Lawyers are required in Our State to obtain additional education and report at least twenty-four hours of this "continuing legal education or CLE" every two years to maintain the law license. I think most lawyers will concede that this requirement is all-in-all pretty smart; although, there are some pathetic examples of what passes for CLE out there.
Over the years I've attended some good classes, including valuable trial tactics classes. In my opinion trial tactics seminars are virtually worthless until you've tried something. I know, this is putting the cart before the horse, but how can you appreciate a "trial tactic" until you've tried a case? The best trial experience comes from sitting "second chair" to a good lawyer, and alot can be gleaned from watching lawyers try cases even without sitting at the trial table. Some of the greatest trial lawyers I've seen were the least obvious, the non-bombastic, quiet men and women, but thorough--the ones who knew how to connect with jurors and judges and lay out a narrative that made sense.

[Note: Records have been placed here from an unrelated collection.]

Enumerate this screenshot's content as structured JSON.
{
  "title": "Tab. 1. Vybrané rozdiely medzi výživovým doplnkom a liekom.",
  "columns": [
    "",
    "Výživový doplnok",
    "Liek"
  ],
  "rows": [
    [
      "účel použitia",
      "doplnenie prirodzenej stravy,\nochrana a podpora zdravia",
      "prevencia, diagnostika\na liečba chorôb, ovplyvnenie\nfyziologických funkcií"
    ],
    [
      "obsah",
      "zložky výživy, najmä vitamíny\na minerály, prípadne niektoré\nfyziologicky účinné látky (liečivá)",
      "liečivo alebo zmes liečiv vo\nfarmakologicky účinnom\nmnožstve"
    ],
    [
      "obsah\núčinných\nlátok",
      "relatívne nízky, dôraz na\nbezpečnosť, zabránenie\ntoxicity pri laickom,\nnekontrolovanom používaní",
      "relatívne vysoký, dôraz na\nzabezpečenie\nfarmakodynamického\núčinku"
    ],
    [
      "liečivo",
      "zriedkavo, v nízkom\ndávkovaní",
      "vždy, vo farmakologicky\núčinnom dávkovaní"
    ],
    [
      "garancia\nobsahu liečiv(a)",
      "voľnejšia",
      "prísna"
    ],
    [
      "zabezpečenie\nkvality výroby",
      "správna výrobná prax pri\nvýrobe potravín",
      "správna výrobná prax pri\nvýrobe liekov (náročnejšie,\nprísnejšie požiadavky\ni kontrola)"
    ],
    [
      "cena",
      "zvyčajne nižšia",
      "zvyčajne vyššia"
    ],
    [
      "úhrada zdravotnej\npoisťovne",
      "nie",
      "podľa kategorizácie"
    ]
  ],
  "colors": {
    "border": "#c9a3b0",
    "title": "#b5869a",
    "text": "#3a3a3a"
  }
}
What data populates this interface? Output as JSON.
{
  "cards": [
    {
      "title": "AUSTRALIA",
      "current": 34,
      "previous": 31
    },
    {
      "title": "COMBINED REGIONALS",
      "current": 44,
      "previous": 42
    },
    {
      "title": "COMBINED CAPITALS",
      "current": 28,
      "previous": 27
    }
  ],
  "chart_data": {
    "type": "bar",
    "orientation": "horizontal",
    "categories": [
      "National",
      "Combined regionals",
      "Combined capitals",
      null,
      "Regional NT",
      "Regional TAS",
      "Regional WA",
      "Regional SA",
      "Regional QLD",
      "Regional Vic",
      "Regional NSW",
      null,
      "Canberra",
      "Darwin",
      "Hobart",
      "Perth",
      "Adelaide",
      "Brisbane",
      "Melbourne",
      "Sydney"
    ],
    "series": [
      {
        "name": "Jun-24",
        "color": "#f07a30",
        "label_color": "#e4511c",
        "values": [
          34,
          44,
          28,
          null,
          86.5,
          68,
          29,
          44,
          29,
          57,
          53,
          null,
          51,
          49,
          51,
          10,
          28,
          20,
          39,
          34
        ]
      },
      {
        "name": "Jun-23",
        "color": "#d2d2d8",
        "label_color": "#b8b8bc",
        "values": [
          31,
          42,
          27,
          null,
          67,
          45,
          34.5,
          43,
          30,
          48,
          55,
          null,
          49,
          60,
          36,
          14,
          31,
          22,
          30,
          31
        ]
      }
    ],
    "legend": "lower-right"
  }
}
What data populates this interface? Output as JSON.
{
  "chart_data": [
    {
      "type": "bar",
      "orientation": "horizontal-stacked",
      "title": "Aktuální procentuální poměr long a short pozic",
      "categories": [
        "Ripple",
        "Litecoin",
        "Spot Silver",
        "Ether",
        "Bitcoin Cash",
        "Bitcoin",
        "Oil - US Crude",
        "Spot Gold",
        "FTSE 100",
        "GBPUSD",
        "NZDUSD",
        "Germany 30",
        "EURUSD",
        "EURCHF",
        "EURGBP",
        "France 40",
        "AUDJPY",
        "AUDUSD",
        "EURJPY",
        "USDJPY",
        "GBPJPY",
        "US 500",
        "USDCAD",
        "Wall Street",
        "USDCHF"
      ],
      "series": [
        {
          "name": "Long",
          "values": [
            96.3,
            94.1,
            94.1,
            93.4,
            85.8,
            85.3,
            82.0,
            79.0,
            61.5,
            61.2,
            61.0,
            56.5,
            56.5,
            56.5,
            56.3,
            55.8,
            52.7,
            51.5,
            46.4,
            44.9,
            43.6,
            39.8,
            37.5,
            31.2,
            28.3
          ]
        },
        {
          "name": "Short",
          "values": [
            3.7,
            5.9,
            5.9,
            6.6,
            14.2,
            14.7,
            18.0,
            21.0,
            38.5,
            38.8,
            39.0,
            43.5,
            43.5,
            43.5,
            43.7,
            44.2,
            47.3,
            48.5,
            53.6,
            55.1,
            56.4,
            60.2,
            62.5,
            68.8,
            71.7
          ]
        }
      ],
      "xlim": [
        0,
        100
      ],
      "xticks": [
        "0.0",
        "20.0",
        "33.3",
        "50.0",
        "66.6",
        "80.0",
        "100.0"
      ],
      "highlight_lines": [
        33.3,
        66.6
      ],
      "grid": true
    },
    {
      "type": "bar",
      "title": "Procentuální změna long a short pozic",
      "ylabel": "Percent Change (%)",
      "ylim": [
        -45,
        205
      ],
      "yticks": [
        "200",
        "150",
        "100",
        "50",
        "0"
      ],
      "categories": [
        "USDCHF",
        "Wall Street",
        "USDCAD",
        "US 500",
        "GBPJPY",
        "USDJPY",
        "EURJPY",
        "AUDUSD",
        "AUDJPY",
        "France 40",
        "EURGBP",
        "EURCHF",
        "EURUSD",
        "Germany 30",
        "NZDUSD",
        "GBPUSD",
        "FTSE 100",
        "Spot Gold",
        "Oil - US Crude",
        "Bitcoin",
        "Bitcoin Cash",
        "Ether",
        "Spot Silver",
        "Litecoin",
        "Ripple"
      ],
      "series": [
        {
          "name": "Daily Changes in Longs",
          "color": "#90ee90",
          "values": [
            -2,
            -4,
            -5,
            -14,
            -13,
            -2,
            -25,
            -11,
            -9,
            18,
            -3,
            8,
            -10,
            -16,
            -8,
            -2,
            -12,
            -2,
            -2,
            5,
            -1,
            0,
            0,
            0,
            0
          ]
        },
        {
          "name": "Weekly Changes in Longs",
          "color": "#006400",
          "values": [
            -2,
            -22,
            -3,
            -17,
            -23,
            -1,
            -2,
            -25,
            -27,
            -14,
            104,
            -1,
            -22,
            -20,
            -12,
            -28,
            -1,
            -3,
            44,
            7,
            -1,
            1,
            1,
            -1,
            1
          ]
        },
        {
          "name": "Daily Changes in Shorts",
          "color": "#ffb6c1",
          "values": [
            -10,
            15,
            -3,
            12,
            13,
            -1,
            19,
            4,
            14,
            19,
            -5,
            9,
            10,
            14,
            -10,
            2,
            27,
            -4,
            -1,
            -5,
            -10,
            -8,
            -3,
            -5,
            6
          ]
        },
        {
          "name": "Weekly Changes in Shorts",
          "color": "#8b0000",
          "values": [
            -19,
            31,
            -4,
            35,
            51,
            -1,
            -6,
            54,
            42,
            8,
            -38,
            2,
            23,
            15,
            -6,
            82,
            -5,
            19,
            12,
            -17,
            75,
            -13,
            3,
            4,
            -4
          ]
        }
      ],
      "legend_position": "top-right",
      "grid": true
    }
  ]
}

At first, trial work is all false start. There are so many formal vestiges of courtroom manners and traditions and more importantly there are the rules: civil, criminal, and evidence. After so many trials, even after a quarter century of preparing for trial, I move slowly and deliberately at the outset of a trial, not always certain that the trial, itself, is going to happen, and always uncertain about what the Judge is going to permit.
A trial begins when the jury is seated--beginning with the venire: the pool of prospective jurors and continuing with voir dire--he jury selection process. Voir dire is the trial attorneys only opportunity to talk to and hear back from prospective jurors and make a first impression. Voir dire is also the first opportunity you have as a lawyer to seed concepts and ideas that you hope the jurors will examine and contextualize as the evidence is introduced or arguments are made.
Now who do you pick? I like to say that I pick the first 8 (juries for civil lawsuits in Our State have 8 jurors)--sensate, persons. But the reality is that the court's provide you with a little upfront information about your prospective jurors--and, the actions of the other lawyer and Judge may push your choices. Plus, in my view the client should have input.
The standard of proof in nearly all civil lawsuits is what is "preponderance of evidence." this means for something to be proved, the juror must believe that something is more likely than not. In my opinion many lawyers screw the pooch by playing games in voir dire by focusing too much on the subject. If you are the person having to prove something aren't you instilling doubt when you tell a prospective juror that "I only have to prove something by the weight of a feather on evenly balanced scales?" I'd much rather tell the prospective jurors that I'm going to prove everything to you, but "bear in mind something is proved even if I can't bring in every possible eyewitness, every possible document or thing relating to the event--I can't recreate everything for you to see it as if for the first time--neither you nor the court have the time or resources to do that--and, that is why we have trials."
If I'm trying to prove something and I'm worried in any way about the quantity or the quality of my proof--I certainly don't want bean counters: accountants, engineers and empiricists on my jury. And yet, if you properly prepare a jury, you can get persons with precise attitudes to embrace uncertainty.
My experience tells me that once a Jury is seated, it's incredibly important not to waste their time, which overly repeating, or overly emphasizing points--does. Brevity, if done well is very persuasive. Making the connection with the jurors on the level of narrative common sense is the single most important arrow in sleeve of a trial attorney. In doing this so many lawyers reach for this ingratiating style that is repulsive and offensive--can you say Charles Binder!
Ok, here's my surprising jury selection story. I was picking a jury in a car accident case. the bailiff had given the lawyers a list of the prospective jurors, the venire, as the jurors walk in, I notice that one of the prospective jurors is a police officer that I represented in a seperate matter. Not only is this prospective juror a former client, he is also the "investigating" officer in the very car accident that we are in court about to try. I don't need to tell you, but Our Home Town is a very large city, so what's the chance this is going to happen? Now get this, this guy is actually too-stupid-to-live, a disability recognized here in Our Home Town as not a reason not to employ a person a police officer. So I figured when the Judge asked the automatic questions, like do you know any of the lawyers, the parties or anything about the case he would acknowledge these facts and be "excused." Not this guy, he sat staring blankly into space. But for asking the Judge at sidebar to disqualify this guy, he would have been seated as a juror in a case he investigated. Clueless.